Brussels / 3 & 4 February 2018


Melting the Snow

Using Active DNS Measurements to Detect Snowshoe Spam Domains

Snowshoe spam is a type of spam that is notoriously hard to detect. Anti-abuse vendors estimate that 15% of spam can be classified as snowshoe spam. Differently from regular spam, snowshoe spammers distribute sending of spam over many hosts, in order to evade detection by spam reputation systems (blacklists). To be successful spammers need to appear as legitimate as possible, for example, by adopting email best practices, such as the Sender Policy Framework (SPF). This requires spammers to register and configure legitimate DNS domains.

Many previous studies have relied on DNS data to detect spam. However, this often happens based on passive DNS data. This limits detection to domains that have actually been used and have been observed on passive DNS sensors.

To overcome this limitation, we take a different approach. We make use of active DNS measurements, covering more than 60% of the global DNS namespace, in combination with machine learning to identify malicious domains crafted for snowshoe spam. Our results show that we are able to detect snowshoe spam domains with a precision of over 93%.

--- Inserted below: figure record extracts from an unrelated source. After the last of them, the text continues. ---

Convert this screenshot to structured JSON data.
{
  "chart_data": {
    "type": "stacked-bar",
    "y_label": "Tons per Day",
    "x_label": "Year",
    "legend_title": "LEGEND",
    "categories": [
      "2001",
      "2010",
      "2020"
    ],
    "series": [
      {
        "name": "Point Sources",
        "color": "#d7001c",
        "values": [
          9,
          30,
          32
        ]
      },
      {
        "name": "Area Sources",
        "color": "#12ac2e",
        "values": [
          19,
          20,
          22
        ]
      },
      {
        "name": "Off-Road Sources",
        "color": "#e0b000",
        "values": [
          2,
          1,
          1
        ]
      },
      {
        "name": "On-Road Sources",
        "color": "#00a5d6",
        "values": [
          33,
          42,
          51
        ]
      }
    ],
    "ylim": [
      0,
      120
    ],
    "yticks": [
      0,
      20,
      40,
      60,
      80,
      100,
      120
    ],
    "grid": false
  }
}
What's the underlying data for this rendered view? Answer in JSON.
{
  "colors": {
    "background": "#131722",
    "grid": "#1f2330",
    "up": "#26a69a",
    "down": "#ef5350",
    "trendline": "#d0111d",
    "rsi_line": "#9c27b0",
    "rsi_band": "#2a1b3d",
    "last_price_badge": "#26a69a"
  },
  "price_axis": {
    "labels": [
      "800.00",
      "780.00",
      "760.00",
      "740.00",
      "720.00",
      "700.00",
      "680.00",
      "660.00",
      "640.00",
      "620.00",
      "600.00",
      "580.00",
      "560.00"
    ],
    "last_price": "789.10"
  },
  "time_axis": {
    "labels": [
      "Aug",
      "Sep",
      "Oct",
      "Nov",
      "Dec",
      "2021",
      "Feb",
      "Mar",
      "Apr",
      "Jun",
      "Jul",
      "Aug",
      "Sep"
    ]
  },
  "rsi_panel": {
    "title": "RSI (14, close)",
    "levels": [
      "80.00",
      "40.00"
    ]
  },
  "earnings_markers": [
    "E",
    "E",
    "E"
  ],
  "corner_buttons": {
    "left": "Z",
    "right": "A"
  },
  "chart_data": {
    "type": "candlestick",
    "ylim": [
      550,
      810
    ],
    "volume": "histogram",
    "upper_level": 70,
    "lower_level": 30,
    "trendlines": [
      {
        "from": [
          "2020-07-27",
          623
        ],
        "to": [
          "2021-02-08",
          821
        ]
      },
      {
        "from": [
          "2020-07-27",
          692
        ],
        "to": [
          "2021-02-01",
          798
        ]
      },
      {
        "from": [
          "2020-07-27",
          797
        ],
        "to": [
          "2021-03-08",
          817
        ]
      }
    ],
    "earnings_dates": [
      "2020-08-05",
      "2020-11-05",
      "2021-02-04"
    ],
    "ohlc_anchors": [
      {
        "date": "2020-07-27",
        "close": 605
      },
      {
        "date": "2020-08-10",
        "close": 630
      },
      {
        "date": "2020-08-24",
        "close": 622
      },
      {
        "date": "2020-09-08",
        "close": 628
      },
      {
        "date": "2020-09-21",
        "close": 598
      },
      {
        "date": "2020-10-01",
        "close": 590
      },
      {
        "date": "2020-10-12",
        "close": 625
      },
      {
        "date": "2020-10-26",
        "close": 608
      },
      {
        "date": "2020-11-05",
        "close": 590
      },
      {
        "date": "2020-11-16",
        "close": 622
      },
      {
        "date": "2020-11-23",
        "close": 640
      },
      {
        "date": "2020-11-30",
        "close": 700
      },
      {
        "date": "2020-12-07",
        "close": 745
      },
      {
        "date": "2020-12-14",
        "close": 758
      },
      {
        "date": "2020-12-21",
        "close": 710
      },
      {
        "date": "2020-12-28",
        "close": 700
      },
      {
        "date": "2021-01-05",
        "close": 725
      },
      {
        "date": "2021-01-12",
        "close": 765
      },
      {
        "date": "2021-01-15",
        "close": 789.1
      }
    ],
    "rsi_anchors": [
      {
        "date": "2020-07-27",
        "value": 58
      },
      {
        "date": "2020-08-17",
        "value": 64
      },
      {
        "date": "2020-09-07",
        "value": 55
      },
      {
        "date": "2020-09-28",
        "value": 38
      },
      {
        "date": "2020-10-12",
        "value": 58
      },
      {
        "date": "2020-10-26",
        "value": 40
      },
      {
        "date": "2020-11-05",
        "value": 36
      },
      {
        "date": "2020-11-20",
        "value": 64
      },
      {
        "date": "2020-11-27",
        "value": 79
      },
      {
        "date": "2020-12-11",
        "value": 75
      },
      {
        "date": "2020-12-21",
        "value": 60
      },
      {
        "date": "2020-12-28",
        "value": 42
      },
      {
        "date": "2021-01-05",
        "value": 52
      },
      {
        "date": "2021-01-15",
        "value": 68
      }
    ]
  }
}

More importantly, we are able to detect a significant fraction of the malicious domains up to 100 days earlier than existing blacklists, which suggests our method can give us a time advantage in the fight against spam. In addition to testing the efficacy of our approach in comparison to existing blacklists, we validated our approach over a 3-month period in an actual mail filter system at a major Dutch network operator. Not only did this demonstrate that our approach works in practice, the operator has actually decided to deploy our method in production, based on the results obtained.